I tried different methods to solve this issue. You could define local hooks and use shell scripts to do something like cd src/backend && flake8 "$@"
for example. But all of these “solution” boil down to not using the hooks already existing for pre-commit
and by doing so the need to do a lot of work just for your own repository again. Also — if the solution involves adding shell scripts — all solutions i came up with meant to have additional setup inside your repository.
In addition I don’t really like the way pre-commit
forces you to use one central config file, at least when it comes to monorepos.

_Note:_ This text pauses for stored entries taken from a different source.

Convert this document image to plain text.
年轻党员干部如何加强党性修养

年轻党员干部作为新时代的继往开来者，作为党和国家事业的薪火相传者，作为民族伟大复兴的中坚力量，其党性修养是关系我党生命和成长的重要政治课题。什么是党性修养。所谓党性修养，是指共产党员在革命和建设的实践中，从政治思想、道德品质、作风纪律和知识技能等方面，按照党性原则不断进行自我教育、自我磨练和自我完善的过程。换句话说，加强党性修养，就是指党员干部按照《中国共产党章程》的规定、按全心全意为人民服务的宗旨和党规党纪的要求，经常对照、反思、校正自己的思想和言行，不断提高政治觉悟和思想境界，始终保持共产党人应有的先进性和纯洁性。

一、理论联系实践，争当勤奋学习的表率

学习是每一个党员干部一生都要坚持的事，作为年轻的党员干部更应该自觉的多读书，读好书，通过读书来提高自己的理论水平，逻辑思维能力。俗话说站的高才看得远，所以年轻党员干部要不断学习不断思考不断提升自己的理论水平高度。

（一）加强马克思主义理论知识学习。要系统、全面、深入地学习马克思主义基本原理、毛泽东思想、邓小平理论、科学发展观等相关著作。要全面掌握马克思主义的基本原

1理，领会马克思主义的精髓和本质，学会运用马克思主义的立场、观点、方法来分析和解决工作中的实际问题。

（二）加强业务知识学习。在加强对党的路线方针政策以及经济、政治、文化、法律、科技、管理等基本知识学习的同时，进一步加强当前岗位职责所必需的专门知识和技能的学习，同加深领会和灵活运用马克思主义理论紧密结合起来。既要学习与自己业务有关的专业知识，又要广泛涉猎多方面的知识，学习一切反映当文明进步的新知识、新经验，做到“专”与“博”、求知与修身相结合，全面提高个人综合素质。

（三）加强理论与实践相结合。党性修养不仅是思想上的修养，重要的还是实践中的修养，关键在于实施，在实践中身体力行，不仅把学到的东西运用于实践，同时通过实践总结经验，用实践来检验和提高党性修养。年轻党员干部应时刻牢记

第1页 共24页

What I would like is something like this:
src/
frontend/
package.json
.pre-commit-config.yaml
backend/
pyproject.toml
.pre-commit-config.yaml
.pre-commit-config.yaml
Meaning each of your different software parts manages their own hooks while the repository root is focused on the global hooks like commit message linting (for example using commitlint).
So the workarounds just did not feel right, at least to me.
What if…?
But what if we could just run pre-commit
in sub folders and it would then only handle the files inside this folder? This would allow a setup like shown above.
Let’s just try this. Let’s say we have this src/backend/pre-commit-config.yaml
repos:
- repo: https://github.com/PyCQA/flake8
rev: 5.0.4
hooks:
- id: flake8
args: ["--config=.flake8"]
- repo: meta
hooks:
- id: identity
The identity hook is just for debugging purposes, I’ll come back to this in a bit.
If you use pre-commit run --files some_file.py
you will get this output:
$ pre-commit run --files some_file.py
flake8...................................................................Failed
- hook id: flake8
- exit code: 1There was a critical error during execution of Flake8:
The specified config file does not exist: .flake8identity.................................................................Passed
- hook id: identity
- duration: 0.02ssrc/backend/some_file.py
flake8
failed because it couldn’t find the config file, which is strange, as it is just there (trust me). But the identity hook tells us what happened:
Although we passed some_file.py
as a parameter pre-commit
converted this into src/backend/some_file.py
. What happened is that pre-commit
will convert everything in a way that the command can be run inside the repository root.
This is a (necessary) feature of pre-commit
, see the source for the implementation details: https://github.com/pre-commit/pre-commit/blob/db51d3009f5cbeee6aafdc3e7c0cbbd2627a1a78/pre_commit/main.py#L152
So we cannot use this schema?
How about using a special hook to solve this?
pre-commit
hooks are pretty easy to write and use. So why not create a hook that allows for this schema to work. The hook would be included in the repository root pre-commit-config.yaml
and then call pre-commit
in a way inside the subfolders that it won’t mess up your special use case.
Thats why I created sub-pre-commit
(https://github.com/ddanier/sub-pre-commit). It just provides such a hook. Your root configuration could look like this:
repos:
- repo: https://github.com/ddanier/sub-pre-commit.git
rev: v2.20.0-3 # MUST match your pre-commit version
hooks:
- id: sub-pre-commit
alias: frontend
name: "pre-commit for src/frontend/"
args: ["-p", "src/frontend"]
files: "^src/frontend/.*"
stages: ["commit"]
- id: sub-pre-commit
alias: backend
name: "pre-commit for src/backend/"
args: ["-p", "src/backend"]
files: "^src/backend/.*"
stages: ["commit"]
It will now cd
into the folders passed using -p
to sub-pre-commit
and then change the way pre-commit
is called so it won’t change the parameters and cd
back into the repository root again.
See the README for additional details on how this works.
Summary
pre-commit
is really not designed to work with monorepos, although the issues might not be visible from the start. I also think managing different .pre-commit-config.yaml
files for each part of the repository is a mandatory feature.
sub-pre-commit
tries to just fill the gap pre-commit
left us with. I hope this helps anybody and would like to receive any feedback — positive or negative.